Back at Madras in 1964-65, he took 11 against Australia, but was on the losing side again. By then, India were ushering in a new generation of spinners, with Bishan Bedi the left-armer of choice, and Nadkarni missed out on another England tour in 1967.
But, at the urging of the Nawab of Pataudi, he returned for a final hurrah in Australasia in 1967-68. He retired at the end, signing off in a 272-run victory at Auckland with trademark figures of 14-6-16-1 and 2-1-1-1. He finished with 88 wickets in his 41 Tests, and exactly 500 in first-class cricket.
Nadkarni was also a very useful left-hand batsman, with 14 first-class centuries and an average of 40. That included an unbeaten seven-hour 122 as India followed on in the Fifth Test of that 1963-64 series, to ensure the fifth draw. In the 1960-61 Ranji Trophy semi-final, in his first season after joining Bombay from Maharashtra, he made 283 not out against Delhi, then 96 against Rajasthan in the final, to help seal the first of his six Ranji titles.

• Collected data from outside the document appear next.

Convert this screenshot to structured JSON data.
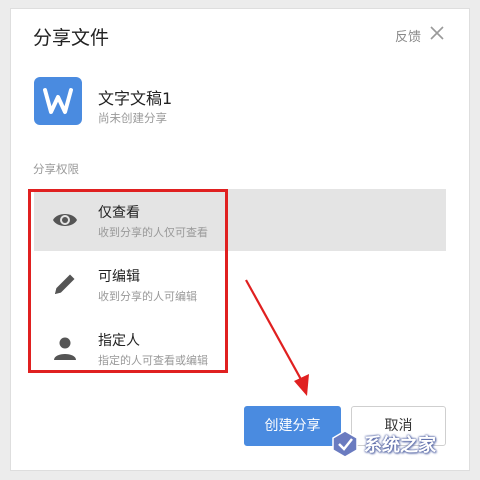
{
  "dialog": {
    "title": "分享文件",
    "feedback_label": "反馈"
  },
  "file": {
    "icon_letter": "W",
    "name": "文字文稿1",
    "status": "尚未创建分享"
  },
  "permissions": {
    "section_label": "分享权限",
    "options": [
      {
        "name": "仅查看",
        "desc": "收到分享的人仅可查看",
        "icon": "eye-icon",
        "selected": true
      },
      {
        "name": "可编辑",
        "desc": "收到分享的人可编辑",
        "icon": "pencil-icon",
        "selected": false
      },
      {
        "name": "指定人",
        "desc": "指定的人可查看或编辑",
        "icon": "person-icon",
        "selected": false
      }
    ]
  },
  "buttons": {
    "create": "创建分享",
    "cancel": "取消"
  },
  "watermark": {
    "text": "系统之家"
  },
  "colors": {
    "primary": "#4a8be0",
    "annotation": "#e02020",
    "selected_bg": "#e4e4e4"
  }
}
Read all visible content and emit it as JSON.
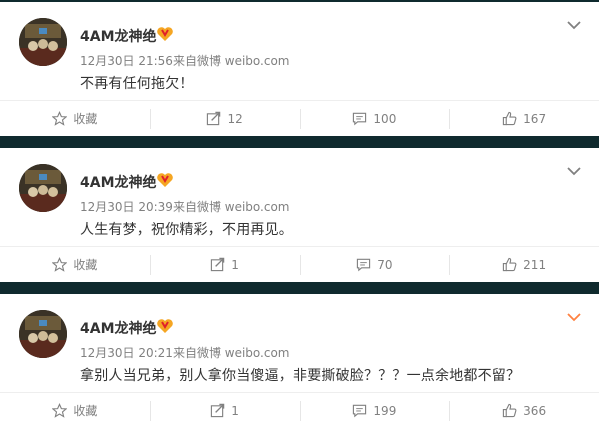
{
  "posts": [
    {
      "username": "4AM龙神绝",
      "time": "12月30日 21:56",
      "source": "来自微博 weibo.com",
      "content": "不再有任何拖欠！",
      "actions": {
        "favorite": "收藏",
        "repost": "12",
        "comment": "100",
        "like": "167"
      },
      "chevron_color": "#808080"
    },
    {
      "username": "4AM龙神绝",
      "time": "12月30日 20:39",
      "source": "来自微博 weibo.com",
      "content": "人生有梦，祝你精彩，不用再见。",
      "actions": {
        "favorite": "收藏",
        "repost": "1",
        "comment": "70",
        "like": "211"
      },
      "chevron_color": "#808080"
    },
    {
      "username": "4AM龙神绝",
      "time": "12月30日 20:21",
      "source": "来自微博 weibo.com",
      "content": "拿别人当兄弟，别人拿你当傻逼，非要撕破脸？？？一点余地都不留？",
      "actions": {
        "favorite": "收藏",
        "repost": "1",
        "comment": "199",
        "like": "366"
      },
      "chevron_color": "#ff8140"
    }
  ],
  "icons": {
    "avatar": "avatar-image",
    "vip": "vip-badge-icon",
    "chevron": "chevron-down-icon",
    "favorite": "star-icon",
    "repost": "repost-icon",
    "comment": "comment-icon",
    "like": "thumbs-up-icon"
  },
  "colors": {
    "background": "#0f2a2e",
    "card": "#ffffff",
    "text": "#333333",
    "meta": "#808080",
    "accent": "#ff8140"
  }
}
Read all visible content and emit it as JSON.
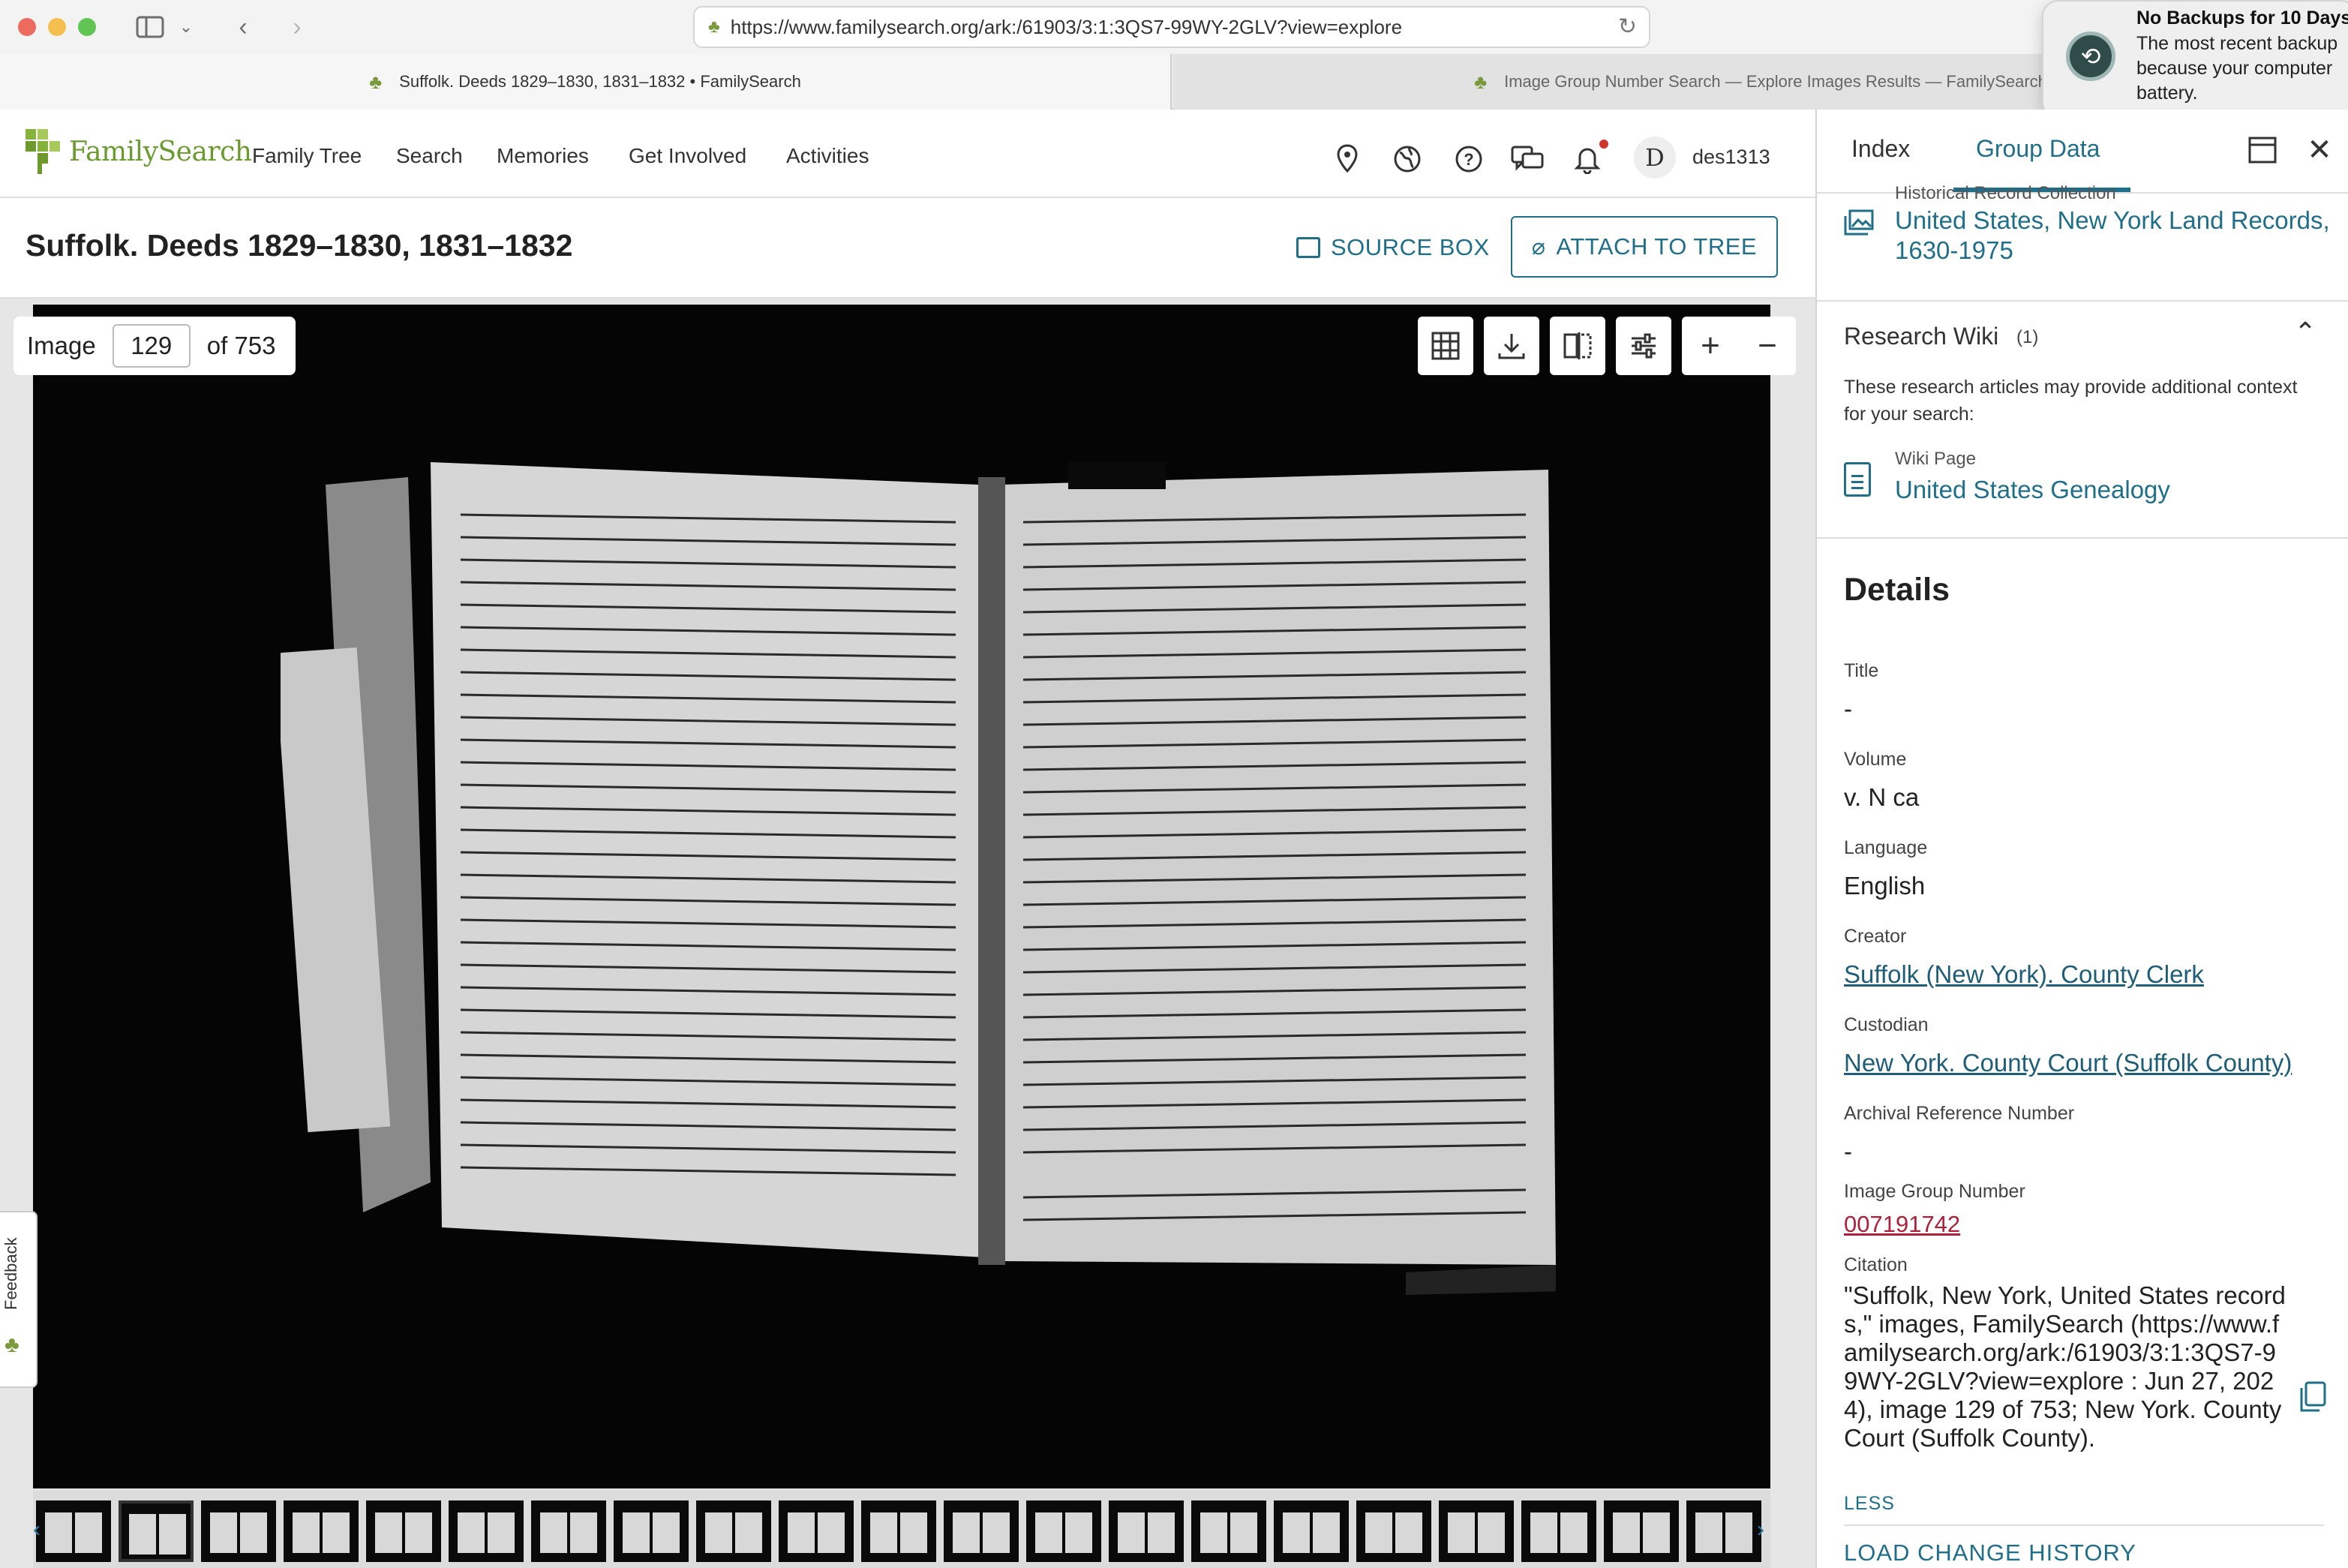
{
  "browser": {
    "url": "https://www.familysearch.org/ark:/61903/3:1:3QS7-99WY-2GLV?view=explore",
    "tabs": [
      {
        "title": "Suffolk. Deeds 1829–1830, 1831–1832 • FamilySearch"
      },
      {
        "title": "Image Group Number Search — Explore Images Results — FamilySearch"
      }
    ]
  },
  "notification": {
    "title": "No Backups for 10 Days",
    "body": "The most recent backup\nbecause your computer\nbattery."
  },
  "header": {
    "logo": "FamilySearch",
    "nav": [
      "Family Tree",
      "Search",
      "Memories",
      "Get Involved",
      "Activities"
    ],
    "icons": [
      "location-pin-icon",
      "globe-icon",
      "help-icon",
      "chat-icon",
      "bell-icon"
    ],
    "avatar_initial": "D",
    "username": "des1313"
  },
  "title_bar": {
    "title": "Suffolk. Deeds 1829–1830, 1831–1832",
    "source_box": "SOURCE BOX",
    "attach": "ATTACH TO TREE"
  },
  "viewer": {
    "image_label": "Image",
    "image_number": "129",
    "image_total": "of 753",
    "feedback": "Feedback",
    "thumb_count": 21,
    "current_thumb_index": 1
  },
  "panel": {
    "tabs": [
      "Index",
      "Group Data"
    ],
    "active_tab": "Group Data",
    "historical_label": "Historical Record Collection",
    "historical_link": "United States, New York Land Records, 1630-1975",
    "wiki": {
      "title": "Research Wiki",
      "count": "(1)",
      "description": "These research articles may provide additional context for your search:",
      "page_label": "Wiki Page",
      "page_link": "United States Genealogy"
    },
    "details": {
      "heading": "Details",
      "title_label": "Title",
      "title_value": "-",
      "volume_label": "Volume",
      "volume_value": "v. N ca",
      "language_label": "Language",
      "language_value": "English",
      "creator_label": "Creator",
      "creator_value": "Suffolk (New York). County Clerk",
      "custodian_label": "Custodian",
      "custodian_value": "New York. County Court (Suffolk County)",
      "archival_label": "Archival Reference Number",
      "archival_value": "-",
      "group_label": "Image Group Number",
      "group_value": "007191742",
      "citation_label": "Citation",
      "citation_value": "\"Suffolk, New York, United States records,\" images, FamilySearch (https://www.familysearch.org/ark:/61903/3:1:3QS7-99WY-2GLV?view=explore : Jun 27, 2024), image 129 of 753; New York. County Court (Suffolk County).",
      "less": "LESS",
      "load_history": "LOAD CHANGE HISTORY"
    }
  },
  "colors": {
    "brand_green": "#7a9a3c",
    "link_teal": "#1f6f8b",
    "group_number_red": "#b0203a",
    "notification_dot": "#d0342c"
  }
}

After four productive seasons for Ramsbottom in the Lancashire League, Nadkarni filled various administrative roles at home, including a stint as a Test selector, and accompanied several tours as assistant manager. He became a sounding board for a generation of players, as Sunil Gavaskar recalled: "He was very encouraging. His favourite term was chhoddo matt [hang in there]. And he was very helpful in terms of strategy - he would say bring this bowler on, or ask that one to bowl round the wicket. Indian cricket has lost a real champion."